Within the available data, we found that hospitals are marking up drugs acquired through the 340B program by 3.8 times their acquisition cost when charging commercially insured patients. These markups do not translate to lower prices for uninsured or cash-paying patients. Report data indicates hospitals are charging these patients roughly the same price as the median commercial price (1.02 times), meaning these patients are also being charged 3.8 times the cost of acquiring the drugs. Doing so explicitly violates the 340B mandate to provide care for the less fortunate.
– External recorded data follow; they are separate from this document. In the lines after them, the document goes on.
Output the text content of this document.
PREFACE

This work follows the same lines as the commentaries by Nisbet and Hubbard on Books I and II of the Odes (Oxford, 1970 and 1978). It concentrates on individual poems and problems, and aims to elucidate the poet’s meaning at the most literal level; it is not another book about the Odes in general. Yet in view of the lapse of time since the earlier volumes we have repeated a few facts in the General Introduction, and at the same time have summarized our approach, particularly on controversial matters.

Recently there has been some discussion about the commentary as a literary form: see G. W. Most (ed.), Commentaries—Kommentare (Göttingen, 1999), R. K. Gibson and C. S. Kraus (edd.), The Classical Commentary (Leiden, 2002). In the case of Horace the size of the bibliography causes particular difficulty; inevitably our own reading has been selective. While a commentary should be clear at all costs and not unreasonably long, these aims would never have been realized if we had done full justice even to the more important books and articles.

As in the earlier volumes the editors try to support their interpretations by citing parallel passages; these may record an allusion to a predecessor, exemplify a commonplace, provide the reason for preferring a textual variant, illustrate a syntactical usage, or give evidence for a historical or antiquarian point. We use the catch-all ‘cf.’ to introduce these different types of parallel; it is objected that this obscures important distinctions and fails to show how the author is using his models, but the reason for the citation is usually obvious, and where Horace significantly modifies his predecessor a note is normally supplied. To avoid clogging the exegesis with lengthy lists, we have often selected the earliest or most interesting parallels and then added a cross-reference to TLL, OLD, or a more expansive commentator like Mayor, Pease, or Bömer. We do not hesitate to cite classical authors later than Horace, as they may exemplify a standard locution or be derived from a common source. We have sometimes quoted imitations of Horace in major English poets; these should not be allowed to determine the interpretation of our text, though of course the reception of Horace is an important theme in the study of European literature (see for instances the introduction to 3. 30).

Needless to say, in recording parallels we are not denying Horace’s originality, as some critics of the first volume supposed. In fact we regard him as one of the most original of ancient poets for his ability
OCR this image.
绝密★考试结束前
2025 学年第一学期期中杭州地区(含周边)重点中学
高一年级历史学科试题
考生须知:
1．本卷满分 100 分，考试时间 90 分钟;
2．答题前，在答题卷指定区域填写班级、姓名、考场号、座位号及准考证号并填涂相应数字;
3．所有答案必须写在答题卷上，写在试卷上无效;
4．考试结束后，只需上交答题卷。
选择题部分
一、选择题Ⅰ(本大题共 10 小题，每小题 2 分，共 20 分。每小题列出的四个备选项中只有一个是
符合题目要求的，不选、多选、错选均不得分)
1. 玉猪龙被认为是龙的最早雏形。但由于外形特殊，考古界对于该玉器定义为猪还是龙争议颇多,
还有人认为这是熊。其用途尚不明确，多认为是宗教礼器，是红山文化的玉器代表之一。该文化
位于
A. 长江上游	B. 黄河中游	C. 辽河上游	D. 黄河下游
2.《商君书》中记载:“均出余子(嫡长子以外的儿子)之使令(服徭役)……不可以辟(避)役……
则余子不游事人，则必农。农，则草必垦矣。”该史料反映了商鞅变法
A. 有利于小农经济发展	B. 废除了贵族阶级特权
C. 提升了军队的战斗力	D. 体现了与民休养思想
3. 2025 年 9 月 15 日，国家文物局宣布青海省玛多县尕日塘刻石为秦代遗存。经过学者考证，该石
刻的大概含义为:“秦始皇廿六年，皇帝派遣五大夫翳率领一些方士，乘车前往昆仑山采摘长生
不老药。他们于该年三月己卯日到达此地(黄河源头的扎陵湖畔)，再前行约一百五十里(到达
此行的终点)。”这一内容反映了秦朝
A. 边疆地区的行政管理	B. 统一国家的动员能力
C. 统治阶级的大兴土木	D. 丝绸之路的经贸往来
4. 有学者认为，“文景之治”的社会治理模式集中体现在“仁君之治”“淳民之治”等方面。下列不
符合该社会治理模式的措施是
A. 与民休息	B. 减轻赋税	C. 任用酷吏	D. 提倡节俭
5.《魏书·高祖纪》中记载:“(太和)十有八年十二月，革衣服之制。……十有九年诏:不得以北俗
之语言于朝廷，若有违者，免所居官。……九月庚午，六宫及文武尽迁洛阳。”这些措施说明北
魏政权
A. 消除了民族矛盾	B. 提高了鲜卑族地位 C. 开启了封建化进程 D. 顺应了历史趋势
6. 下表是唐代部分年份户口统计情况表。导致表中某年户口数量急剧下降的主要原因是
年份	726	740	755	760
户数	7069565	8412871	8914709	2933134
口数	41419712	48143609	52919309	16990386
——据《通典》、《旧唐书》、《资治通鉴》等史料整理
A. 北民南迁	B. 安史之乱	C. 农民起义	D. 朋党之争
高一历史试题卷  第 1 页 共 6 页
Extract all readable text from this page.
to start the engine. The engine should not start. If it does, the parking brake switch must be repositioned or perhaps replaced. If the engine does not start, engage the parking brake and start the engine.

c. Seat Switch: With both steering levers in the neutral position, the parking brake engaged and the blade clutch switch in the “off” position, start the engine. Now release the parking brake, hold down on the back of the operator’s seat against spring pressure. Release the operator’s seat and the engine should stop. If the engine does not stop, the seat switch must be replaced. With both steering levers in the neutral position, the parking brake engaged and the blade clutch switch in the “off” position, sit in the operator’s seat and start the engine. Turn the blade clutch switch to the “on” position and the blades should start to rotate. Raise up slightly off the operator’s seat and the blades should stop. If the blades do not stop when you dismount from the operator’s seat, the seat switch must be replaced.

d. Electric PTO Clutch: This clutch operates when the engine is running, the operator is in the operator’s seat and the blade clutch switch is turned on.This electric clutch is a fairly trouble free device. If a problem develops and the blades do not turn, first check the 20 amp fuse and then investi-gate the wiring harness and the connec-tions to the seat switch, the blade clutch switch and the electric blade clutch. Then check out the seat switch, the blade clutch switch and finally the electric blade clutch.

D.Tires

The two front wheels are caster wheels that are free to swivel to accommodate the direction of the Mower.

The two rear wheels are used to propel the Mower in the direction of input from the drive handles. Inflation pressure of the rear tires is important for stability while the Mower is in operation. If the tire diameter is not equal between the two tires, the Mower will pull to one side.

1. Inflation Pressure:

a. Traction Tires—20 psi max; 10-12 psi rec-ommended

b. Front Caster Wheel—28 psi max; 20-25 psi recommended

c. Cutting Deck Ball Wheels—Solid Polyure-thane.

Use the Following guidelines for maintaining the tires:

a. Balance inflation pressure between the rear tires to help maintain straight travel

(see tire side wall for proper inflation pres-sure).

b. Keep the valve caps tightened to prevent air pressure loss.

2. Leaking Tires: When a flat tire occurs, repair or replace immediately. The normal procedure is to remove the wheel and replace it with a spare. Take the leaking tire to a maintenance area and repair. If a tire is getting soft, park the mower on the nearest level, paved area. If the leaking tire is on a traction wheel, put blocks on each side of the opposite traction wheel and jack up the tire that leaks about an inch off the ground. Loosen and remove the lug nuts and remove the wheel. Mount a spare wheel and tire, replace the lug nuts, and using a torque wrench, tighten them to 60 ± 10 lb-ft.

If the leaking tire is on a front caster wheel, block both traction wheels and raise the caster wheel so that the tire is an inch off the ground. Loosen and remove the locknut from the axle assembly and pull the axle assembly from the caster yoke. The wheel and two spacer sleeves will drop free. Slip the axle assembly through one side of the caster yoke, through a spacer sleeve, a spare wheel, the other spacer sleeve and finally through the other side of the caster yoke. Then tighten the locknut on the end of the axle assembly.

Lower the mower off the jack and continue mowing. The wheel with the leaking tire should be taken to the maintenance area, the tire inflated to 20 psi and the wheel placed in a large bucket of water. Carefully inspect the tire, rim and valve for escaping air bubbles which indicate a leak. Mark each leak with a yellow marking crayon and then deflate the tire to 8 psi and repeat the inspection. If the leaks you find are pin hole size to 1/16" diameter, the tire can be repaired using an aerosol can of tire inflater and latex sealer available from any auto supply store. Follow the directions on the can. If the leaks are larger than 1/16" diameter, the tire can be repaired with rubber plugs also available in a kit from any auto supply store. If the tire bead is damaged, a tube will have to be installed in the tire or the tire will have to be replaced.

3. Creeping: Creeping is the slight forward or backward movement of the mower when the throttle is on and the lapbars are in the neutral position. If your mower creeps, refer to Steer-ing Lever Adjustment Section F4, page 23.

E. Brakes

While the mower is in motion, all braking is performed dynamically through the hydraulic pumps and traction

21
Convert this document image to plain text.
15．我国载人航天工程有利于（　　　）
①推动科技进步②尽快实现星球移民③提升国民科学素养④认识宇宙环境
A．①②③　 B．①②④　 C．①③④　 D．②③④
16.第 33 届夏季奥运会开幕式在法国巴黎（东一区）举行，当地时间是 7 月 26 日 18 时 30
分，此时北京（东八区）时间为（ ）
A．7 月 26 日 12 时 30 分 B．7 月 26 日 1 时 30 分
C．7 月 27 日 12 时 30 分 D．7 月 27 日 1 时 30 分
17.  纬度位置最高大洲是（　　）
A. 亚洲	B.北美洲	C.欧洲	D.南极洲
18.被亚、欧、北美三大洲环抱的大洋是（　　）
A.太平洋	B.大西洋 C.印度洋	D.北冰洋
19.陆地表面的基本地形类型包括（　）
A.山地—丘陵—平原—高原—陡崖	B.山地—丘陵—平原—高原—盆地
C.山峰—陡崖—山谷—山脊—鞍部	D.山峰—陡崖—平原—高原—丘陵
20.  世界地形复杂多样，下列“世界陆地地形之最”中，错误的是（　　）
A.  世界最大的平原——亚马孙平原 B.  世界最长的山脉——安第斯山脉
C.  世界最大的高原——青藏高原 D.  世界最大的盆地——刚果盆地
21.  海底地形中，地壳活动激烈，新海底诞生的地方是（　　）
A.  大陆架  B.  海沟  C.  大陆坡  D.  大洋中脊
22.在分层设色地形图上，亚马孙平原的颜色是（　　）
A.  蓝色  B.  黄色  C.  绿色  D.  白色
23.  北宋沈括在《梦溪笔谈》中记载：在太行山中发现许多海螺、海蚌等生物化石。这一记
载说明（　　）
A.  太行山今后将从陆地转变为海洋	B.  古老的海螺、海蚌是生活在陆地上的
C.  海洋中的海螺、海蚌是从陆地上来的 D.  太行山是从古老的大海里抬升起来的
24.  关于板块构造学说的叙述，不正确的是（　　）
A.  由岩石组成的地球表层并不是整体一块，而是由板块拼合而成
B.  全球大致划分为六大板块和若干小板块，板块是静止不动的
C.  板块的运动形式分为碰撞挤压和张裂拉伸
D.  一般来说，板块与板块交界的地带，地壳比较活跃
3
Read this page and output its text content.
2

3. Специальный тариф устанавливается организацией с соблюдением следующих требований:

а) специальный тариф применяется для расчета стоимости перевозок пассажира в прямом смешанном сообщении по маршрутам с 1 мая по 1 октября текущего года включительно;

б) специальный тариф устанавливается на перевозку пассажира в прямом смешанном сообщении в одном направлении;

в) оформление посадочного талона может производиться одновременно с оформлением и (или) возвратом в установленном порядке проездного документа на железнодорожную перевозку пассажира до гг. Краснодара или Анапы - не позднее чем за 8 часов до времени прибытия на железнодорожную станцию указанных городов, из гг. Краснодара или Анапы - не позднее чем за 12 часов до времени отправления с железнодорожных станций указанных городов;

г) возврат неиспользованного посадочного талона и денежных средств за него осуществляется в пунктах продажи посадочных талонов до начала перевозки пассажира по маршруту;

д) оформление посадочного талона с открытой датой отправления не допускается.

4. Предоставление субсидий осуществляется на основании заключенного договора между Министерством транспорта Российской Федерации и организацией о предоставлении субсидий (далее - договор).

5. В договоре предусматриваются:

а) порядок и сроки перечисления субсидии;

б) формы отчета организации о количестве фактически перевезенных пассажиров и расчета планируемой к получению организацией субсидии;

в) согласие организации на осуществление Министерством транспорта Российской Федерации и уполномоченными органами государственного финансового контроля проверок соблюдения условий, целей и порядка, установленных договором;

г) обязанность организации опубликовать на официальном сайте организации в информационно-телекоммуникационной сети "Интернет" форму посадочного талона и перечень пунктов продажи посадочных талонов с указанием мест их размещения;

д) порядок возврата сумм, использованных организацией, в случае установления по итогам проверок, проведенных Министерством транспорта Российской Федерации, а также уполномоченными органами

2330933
A stunning example of the discrepancy between law and reality is the pricing of the drug Darzalex, an infused drug that is used to treat multiple myeloma (MM). A community oncology practice treating a Medicare patient for one year for MM would purchase the drug at $116,876 and be reimbursed $123,889, making $7013. Conversely, a 340B hospital treating a Medicare patient for one year for MM would purchase the drug for $76,320 and be reimbursed $90,579, making $14,259. The price discrepancy becomes even more apparent when looking at commercial patients. The 340B hospital would purchase Darzalex for $76,320 and charge the insurer a median price of 3.8 times that, or $290,016, for a profit of $213,696. According to all available data, patients who are uninsured or paying cash would be charged the same amount as the insured patient, reflecting the cash cow that 340B has become for hospitals.

The current structure of the 340B program may also discourage hospitals from adopting new, cheaper versions of drugs. When looking at the adoption rate of biosimilars, lower-cost versions of innovative biologic cancer drugs, we found that many hospitals don’t even carry biosimilars, with 25% to 56% of hospitals listing prices for only the innovator product. Essentially none of them carry all available biosimilars. Given that hospitals stand to make more money by using the higher-cost biologic drug, it makes sense that they would not integrate biosimilars into their available treatment options.

It is important to note that no one, not even drug manufacturers, oppose the existence of the 340B Drug Discount Program. No patient should have to settle for less effective treatment because the best option is out of their price range, and the 340B program was created to make sure no one fell through the cracks. However, many parties, COA included, oppose the current structure of the program that allows hospitals to profit off the backs of patients in need. 

Change, in the form of a clearly defined objective and oversight that ensures discounts end up where they belong, is desperately needed. One proposal would have discounts follow patients rather than be attached to hospitals. As Congress adapts to its new pecking order after the November elections, expect more action from COA on the 340B program. Patients, especially those with cancer, deserve better than the current system. It is vitally important that the 340B program be reformed to ensure that patients, not hospitals, are reaping the benefits.